Just feel proud that you have brought up a now independent young man.

kircubbin2000 Mon 23-Sept-24 08:25:13

My son is now so busy with his in laws as the grandad is ill and my dil had a new job which entails trips abroad regularly. By the time he works ,takes children to school and shops and cooks I rarely see him. However when I had a run of hospital appts and procedures he took me to all of them and was there in any emergency. Your son sounds normal.

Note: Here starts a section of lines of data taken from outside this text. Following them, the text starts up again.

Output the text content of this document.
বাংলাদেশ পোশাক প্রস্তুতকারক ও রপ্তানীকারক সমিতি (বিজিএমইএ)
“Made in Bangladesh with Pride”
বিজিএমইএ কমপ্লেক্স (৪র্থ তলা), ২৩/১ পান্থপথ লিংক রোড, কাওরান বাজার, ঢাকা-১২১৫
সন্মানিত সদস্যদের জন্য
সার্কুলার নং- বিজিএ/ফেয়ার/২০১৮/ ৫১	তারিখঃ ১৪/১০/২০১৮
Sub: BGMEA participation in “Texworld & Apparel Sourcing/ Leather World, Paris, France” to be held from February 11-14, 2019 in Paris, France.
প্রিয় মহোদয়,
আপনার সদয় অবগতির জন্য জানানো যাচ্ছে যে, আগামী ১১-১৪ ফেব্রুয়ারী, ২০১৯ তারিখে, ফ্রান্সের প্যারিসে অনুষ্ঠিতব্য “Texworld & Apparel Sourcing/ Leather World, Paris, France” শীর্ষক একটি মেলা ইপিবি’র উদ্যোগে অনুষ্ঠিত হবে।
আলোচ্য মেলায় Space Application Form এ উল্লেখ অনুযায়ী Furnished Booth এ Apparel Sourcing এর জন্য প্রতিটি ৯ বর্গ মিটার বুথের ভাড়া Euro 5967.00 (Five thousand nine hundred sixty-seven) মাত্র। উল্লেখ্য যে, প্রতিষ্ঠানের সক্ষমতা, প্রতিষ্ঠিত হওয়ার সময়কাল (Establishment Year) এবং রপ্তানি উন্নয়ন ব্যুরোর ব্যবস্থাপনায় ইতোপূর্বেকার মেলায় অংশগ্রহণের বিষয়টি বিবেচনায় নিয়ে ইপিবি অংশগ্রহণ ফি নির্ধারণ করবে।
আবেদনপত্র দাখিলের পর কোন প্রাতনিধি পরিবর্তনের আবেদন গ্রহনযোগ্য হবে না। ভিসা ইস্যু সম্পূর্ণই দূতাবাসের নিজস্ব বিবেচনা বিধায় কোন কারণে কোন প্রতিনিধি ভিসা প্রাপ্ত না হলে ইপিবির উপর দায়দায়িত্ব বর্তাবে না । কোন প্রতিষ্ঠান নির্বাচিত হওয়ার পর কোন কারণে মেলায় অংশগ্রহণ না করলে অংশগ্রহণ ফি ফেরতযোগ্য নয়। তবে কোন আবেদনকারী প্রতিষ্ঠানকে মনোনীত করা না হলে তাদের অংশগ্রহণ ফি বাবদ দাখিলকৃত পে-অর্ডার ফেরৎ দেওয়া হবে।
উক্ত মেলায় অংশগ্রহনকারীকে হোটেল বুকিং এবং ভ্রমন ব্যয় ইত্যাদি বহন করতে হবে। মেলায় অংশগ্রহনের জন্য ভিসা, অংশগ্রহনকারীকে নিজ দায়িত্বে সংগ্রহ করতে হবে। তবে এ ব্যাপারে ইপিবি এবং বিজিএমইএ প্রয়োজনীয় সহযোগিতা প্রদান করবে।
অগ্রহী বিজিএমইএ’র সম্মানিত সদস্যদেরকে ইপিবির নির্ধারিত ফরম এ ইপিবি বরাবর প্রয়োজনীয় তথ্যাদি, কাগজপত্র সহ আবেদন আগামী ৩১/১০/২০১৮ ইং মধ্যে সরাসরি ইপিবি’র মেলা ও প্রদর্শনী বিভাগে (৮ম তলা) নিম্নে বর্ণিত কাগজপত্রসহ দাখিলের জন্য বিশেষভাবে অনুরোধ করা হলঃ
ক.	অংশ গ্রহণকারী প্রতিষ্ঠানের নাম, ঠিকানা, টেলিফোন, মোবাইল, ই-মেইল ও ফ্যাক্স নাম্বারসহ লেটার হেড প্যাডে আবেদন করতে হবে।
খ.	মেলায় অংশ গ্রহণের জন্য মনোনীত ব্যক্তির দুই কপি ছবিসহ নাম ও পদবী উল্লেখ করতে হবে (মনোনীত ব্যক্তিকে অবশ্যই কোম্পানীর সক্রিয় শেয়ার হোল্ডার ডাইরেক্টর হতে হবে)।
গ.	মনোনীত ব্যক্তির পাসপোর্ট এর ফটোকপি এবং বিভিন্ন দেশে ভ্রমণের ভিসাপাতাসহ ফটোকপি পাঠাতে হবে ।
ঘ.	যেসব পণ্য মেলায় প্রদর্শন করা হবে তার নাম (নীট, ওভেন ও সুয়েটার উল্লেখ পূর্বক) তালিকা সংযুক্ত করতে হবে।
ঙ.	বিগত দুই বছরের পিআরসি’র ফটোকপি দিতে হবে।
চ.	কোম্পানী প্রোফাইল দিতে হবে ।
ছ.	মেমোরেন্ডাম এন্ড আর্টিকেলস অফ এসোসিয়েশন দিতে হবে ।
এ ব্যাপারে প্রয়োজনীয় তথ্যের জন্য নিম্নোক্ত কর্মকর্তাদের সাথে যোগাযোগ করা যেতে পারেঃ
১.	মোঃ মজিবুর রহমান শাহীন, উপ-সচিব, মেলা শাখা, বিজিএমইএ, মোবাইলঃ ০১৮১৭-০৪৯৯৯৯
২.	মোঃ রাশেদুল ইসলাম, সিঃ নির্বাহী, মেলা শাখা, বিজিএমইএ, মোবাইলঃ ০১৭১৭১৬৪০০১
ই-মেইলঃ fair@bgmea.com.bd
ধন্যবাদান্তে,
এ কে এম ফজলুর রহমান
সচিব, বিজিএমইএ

BlueBelle Mon 23-Sept-24 08:24:31

Girls / boys makes no difference some stay nearby, most have been given the confidence to move away and lead their own lives
I left home to get married and moved to the other side of the world I loved my parents very very much but never gave it a thought when given the opportunity of adventure and a new exciting life with the man I adored, I came back twelve years later when life and husband wasnt so adorable. they were always there for me bless them

The best you can do is bring your children up to be strong independant people to make their own way in life THEN be there if things don’t go right otherwise expect nothing much

Your expectations are way over the top, open up your own life and enjoy it with your husband life is very very brief it really is

Cambsnan Mon 23-Sept-24 08:20:14

Your sons live is busy but that does not mean he does not love you. Try not to be needy as that will make visits and call tense for all. Be interested in what he is doing and continue to be supportive of him and his partner. Maybe book a weekend away for all of you so you can reconnect.

Astitchintime Mon 23-Sept-24 08:18:36

My advice???? Cut the apron strings, let him go and stop trying to smother him.